The Gansevoort Limner
The designation "Gansevoort Limner" was given to the unknown painter of a stylistically coherent group of portraits depicting members of the Gansevoort family. The majority of his sitters were children, and several of his portraits are inscribed in either Dutch or Latin.
Mary Black has identified The Gansevoort Limner as Pieter Vanderlyn, which some scholars accept. No signed portraits by Vanderlyn exist, however, and over the years controversy has continued over Vanderlyn's identity and oeuvre. Local tradition originally ascribed a number of The Gansevoort Limner portraits to Vanderlyn; descendants of the subjects believed him to be the creator of their family portraits, and the Kingston, New York, Senate House Historical Site owns several portraits that have been recorded as Vanderlyn's work. Confusion arose with the publication of articles ascribing a completely different series of works to Vanderlyn's hand. A group of portraits are now given to The Schuyler or Aetatis Suae Limner. Additional attributions were also made, all based on a "key picture," the portrait of Mrs. Petrus Vas, which John Vanderlyn, Pieter's grandson, reportedly represented to his biographer as a work by Pieter. However, these attributions are not documented and rest on uncertain, oral tradition.

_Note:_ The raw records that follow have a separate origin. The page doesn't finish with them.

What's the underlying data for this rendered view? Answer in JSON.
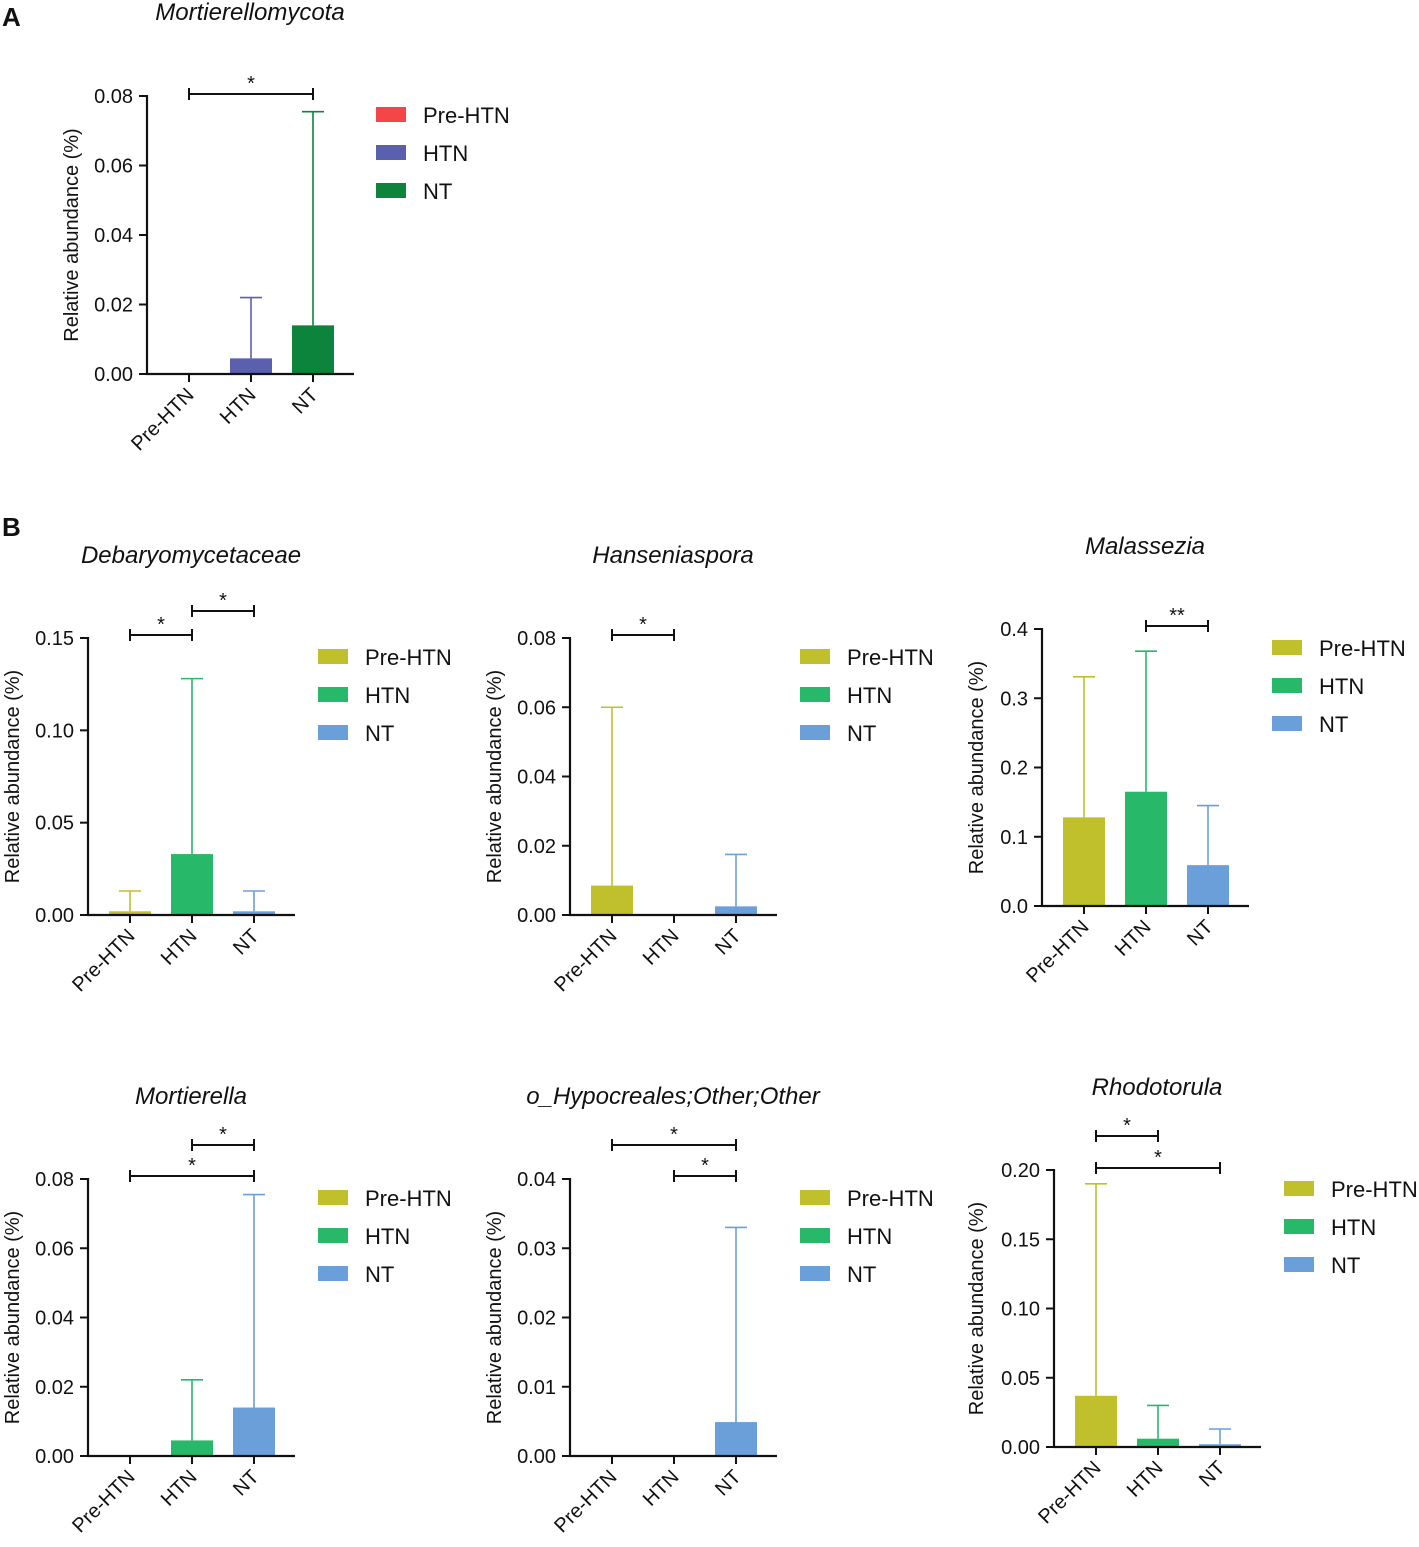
{
  "figure": {
    "panel_a_label": "A",
    "panel_b_label": "B"
  },
  "colors": {
    "panelA": [
      "#f44646",
      "#5a5fae",
      "#0c843c"
    ],
    "panelB": [
      "#c0bf2c",
      "#27b86a",
      "#6a9fd9"
    ]
  },
  "chart_data": [
    {
      "id": "mortierellomycota",
      "panel": "A",
      "type": "bar",
      "title": "Mortierellomycota",
      "ylabel": "Relative abundance (%)",
      "categories": [
        "Pre-HTN",
        "HTN",
        "NT"
      ],
      "values": [
        0.0,
        0.0045,
        0.014
      ],
      "errors": [
        0.0,
        0.022,
        0.0755
      ],
      "ylim": [
        0,
        0.08
      ],
      "yticks": [
        "0.00",
        "0.02",
        "0.04",
        "0.06",
        "0.08"
      ],
      "legend": [
        "Pre-HTN",
        "HTN",
        "NT"
      ],
      "palette": "panelA",
      "significance": [
        {
          "from": "Pre-HTN",
          "to": "NT",
          "label": "*"
        }
      ]
    },
    {
      "id": "debaryomycetaceae",
      "panel": "B",
      "type": "bar",
      "title": "Debaryomycetaceae",
      "ylabel": "Relative abundance (%)",
      "categories": [
        "Pre-HTN",
        "HTN",
        "NT"
      ],
      "values": [
        0.002,
        0.033,
        0.002
      ],
      "errors": [
        0.013,
        0.128,
        0.013
      ],
      "ylim": [
        0,
        0.15
      ],
      "yticks": [
        "0.00",
        "0.05",
        "0.10",
        "0.15"
      ],
      "legend": [
        "Pre-HTN",
        "HTN",
        "NT"
      ],
      "palette": "panelB",
      "significance": [
        {
          "from": "Pre-HTN",
          "to": "HTN",
          "label": "*"
        },
        {
          "from": "HTN",
          "to": "NT",
          "label": "*"
        }
      ]
    },
    {
      "id": "hanseniaspora",
      "panel": "B",
      "type": "bar",
      "title": "Hanseniaspora",
      "ylabel": "Relative abundance (%)",
      "categories": [
        "Pre-HTN",
        "HTN",
        "NT"
      ],
      "values": [
        0.0085,
        0.0,
        0.0025
      ],
      "errors": [
        0.06,
        0.0,
        0.0175
      ],
      "ylim": [
        0,
        0.08
      ],
      "yticks": [
        "0.00",
        "0.02",
        "0.04",
        "0.06",
        "0.08"
      ],
      "legend": [
        "Pre-HTN",
        "HTN",
        "NT"
      ],
      "palette": "panelB",
      "significance": [
        {
          "from": "Pre-HTN",
          "to": "HTN",
          "label": "*"
        }
      ]
    },
    {
      "id": "malassezia",
      "panel": "B",
      "type": "bar",
      "title": "Malassezia",
      "ylabel": "Relative abundance (%)",
      "categories": [
        "Pre-HTN",
        "HTN",
        "NT"
      ],
      "values": [
        0.128,
        0.165,
        0.059
      ],
      "errors": [
        0.331,
        0.368,
        0.145
      ],
      "ylim": [
        0,
        0.4
      ],
      "yticks": [
        "0.0",
        "0.1",
        "0.2",
        "0.3",
        "0.4"
      ],
      "legend": [
        "Pre-HTN",
        "HTN",
        "NT"
      ],
      "palette": "panelB",
      "significance": [
        {
          "from": "HTN",
          "to": "NT",
          "label": "**"
        }
      ]
    },
    {
      "id": "mortierella",
      "panel": "B",
      "type": "bar",
      "title": "Mortierella",
      "ylabel": "Relative abundance (%)",
      "categories": [
        "Pre-HTN",
        "HTN",
        "NT"
      ],
      "values": [
        0.0,
        0.0045,
        0.014
      ],
      "errors": [
        0.0,
        0.022,
        0.0755
      ],
      "ylim": [
        0,
        0.08
      ],
      "yticks": [
        "0.00",
        "0.02",
        "0.04",
        "0.06",
        "0.08"
      ],
      "legend": [
        "Pre-HTN",
        "HTN",
        "NT"
      ],
      "palette": "panelB",
      "significance": [
        {
          "from": "HTN",
          "to": "NT",
          "label": "*"
        },
        {
          "from": "Pre-HTN",
          "to": "NT",
          "label": "*"
        }
      ]
    },
    {
      "id": "hypocreales",
      "panel": "B",
      "type": "bar",
      "title": "o_Hypocreales;Other;Other",
      "ylabel": "Relative abundance (%)",
      "categories": [
        "Pre-HTN",
        "HTN",
        "NT"
      ],
      "values": [
        0.0,
        0.0,
        0.0049
      ],
      "errors": [
        0.0,
        0.0,
        0.033
      ],
      "ylim": [
        0,
        0.04
      ],
      "yticks": [
        "0.00",
        "0.01",
        "0.02",
        "0.03",
        "0.04"
      ],
      "legend": [
        "Pre-HTN",
        "HTN",
        "NT"
      ],
      "palette": "panelB",
      "significance": [
        {
          "from": "Pre-HTN",
          "to": "NT",
          "label": "*"
        },
        {
          "from": "HTN",
          "to": "NT",
          "label": "*"
        }
      ]
    },
    {
      "id": "rhodotorula",
      "panel": "B",
      "type": "bar",
      "title": "Rhodotorula",
      "ylabel": "Relative abundance (%)",
      "categories": [
        "Pre-HTN",
        "HTN",
        "NT"
      ],
      "values": [
        0.037,
        0.006,
        0.002
      ],
      "errors": [
        0.19,
        0.03,
        0.013
      ],
      "ylim": [
        0,
        0.2
      ],
      "yticks": [
        "0.00",
        "0.05",
        "0.10",
        "0.15",
        "0.20"
      ],
      "legend": [
        "Pre-HTN",
        "HTN",
        "NT"
      ],
      "palette": "panelB",
      "significance": [
        {
          "from": "Pre-HTN",
          "to": "HTN",
          "label": "*"
        },
        {
          "from": "Pre-HTN",
          "to": "NT",
          "label": "*"
        }
      ]
    }
  ]
}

Black first isolated a group of eighteen portraits by an artist identified only as The Gansevoort Limner. Later she published her conclusion that The Gansevoort Limner was Pieter Vanderlyn, based on the fact that a group of Kingston portraits by The Gansevoort Limner (including several from the Kingston Senate House Historical Site) were originally attributed by local tradition to Vanderlyn. She discovered a manuscript by Vanderlyn in handwriting that appeared to match seven of the eight inscriptions appearing on Gansevoort Limner paintings. This Kingston group and the National Gallery's portraits form a coherent stylistic group and are clearly by the same hand. Black disputed the attributions of the portrait of Mrs. Petrus Vas to Vanderlyn. Another family tradition held that a companion portrait of Dominie Petrus Vas was lost in the 1777 Kingston fire. Black speculated that the lost male portrait was the one painted by Vanderlyn, rather than the female one, engendering the string of mistaken attributions that followed. Black's discovery about Vanderlyn's signature is intriguing, but some scholars dispute the validity of attributions based on matching scripts, arguing that eighteenth-century handwriting was of a standard style.
Until further evidence comes to light, it cannot be said with complete certainty that The Gansevoort Limner is Pieter Vanderlyn. If this identification is correct, The Gansevoort Limner was born in Holland about 1687, coming to New York from Curaçao around 1718. He traveled frequently between Albany and Kingston until 1777, then moved to Shawangunk, New York. He died there in 1778.